The financial commitment represents about one-third of the total cost for SmartTrack — the ambitious plan to electrify existing GO lines that helped propel Tory to the mayor’s seat.

“(SmartTrack) is vital to our economy and jobs, that’s what SmartTrack is to the core…it will ensure this city and region’s economic success,” a gracious Mayor Tory said after Harper announced the funding.

“This is a great day, and an historic day,” he added. “We finally have a federal government, for the first time in the country’s history, that is willing to commit predictable, stable funding to public transit.”

In April, the provincial budget included $2.8 billion for SmartTrack — to electrify the Stouffville and Kitchener lines.

The mayor has always maintained that the projected $8-billion price tag for SmartTrack would have to be split evenly three ways between the city and the provincial and federal governments.

When asked by a reporter what would happen if Toronto city council voted against SmartTrack, Harper said he was confident it would be passed and the city would come up with its third of the cash.

“All major announcements like this that involve partners, require ultimately the sign off of every single partner,” he said.

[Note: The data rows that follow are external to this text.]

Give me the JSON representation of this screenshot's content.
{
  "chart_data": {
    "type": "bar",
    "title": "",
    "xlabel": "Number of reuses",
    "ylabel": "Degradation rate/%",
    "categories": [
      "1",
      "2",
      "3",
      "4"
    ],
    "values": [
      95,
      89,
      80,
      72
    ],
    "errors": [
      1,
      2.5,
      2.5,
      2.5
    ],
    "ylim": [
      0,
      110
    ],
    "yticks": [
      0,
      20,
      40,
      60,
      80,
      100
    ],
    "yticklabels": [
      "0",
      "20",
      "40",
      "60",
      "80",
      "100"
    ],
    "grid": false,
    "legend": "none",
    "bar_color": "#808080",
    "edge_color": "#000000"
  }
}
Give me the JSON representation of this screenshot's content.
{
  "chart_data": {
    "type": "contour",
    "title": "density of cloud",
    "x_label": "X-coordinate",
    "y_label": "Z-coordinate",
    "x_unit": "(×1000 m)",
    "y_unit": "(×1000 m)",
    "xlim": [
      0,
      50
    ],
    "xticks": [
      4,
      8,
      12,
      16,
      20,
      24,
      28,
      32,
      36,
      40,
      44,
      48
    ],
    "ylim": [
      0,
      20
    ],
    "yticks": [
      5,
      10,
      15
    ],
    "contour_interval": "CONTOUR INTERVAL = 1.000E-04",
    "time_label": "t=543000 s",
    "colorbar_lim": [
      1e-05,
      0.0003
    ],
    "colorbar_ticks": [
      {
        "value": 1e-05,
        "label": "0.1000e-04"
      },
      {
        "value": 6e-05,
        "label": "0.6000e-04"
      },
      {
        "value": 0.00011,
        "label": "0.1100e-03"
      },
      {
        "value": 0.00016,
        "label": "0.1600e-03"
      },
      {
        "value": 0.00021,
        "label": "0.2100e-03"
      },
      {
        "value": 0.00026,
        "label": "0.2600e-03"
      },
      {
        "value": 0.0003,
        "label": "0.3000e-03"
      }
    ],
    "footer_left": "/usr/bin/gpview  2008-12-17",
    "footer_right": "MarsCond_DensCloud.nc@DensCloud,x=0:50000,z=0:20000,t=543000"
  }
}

“And far be it for me to tell Toronto city council how to vote or not to vote. But when the federal government comes along with $2.6 billion dollars to assist a visionary project of the mayor on which he was just elected, I would have a very optimistic view of the possibility of city council adopting this project.”

In February, city council approved $1.65 million more to study the viability of SmartTrack. It had earlier approved a $750,000 study.

SmartTrack will provide service from the Airport Corporate Centre in the west, southeast to Union Station and northeast to Markham in the east. Twenty-two new station stops are proposed and five interchanges with the TTC rapid transit network.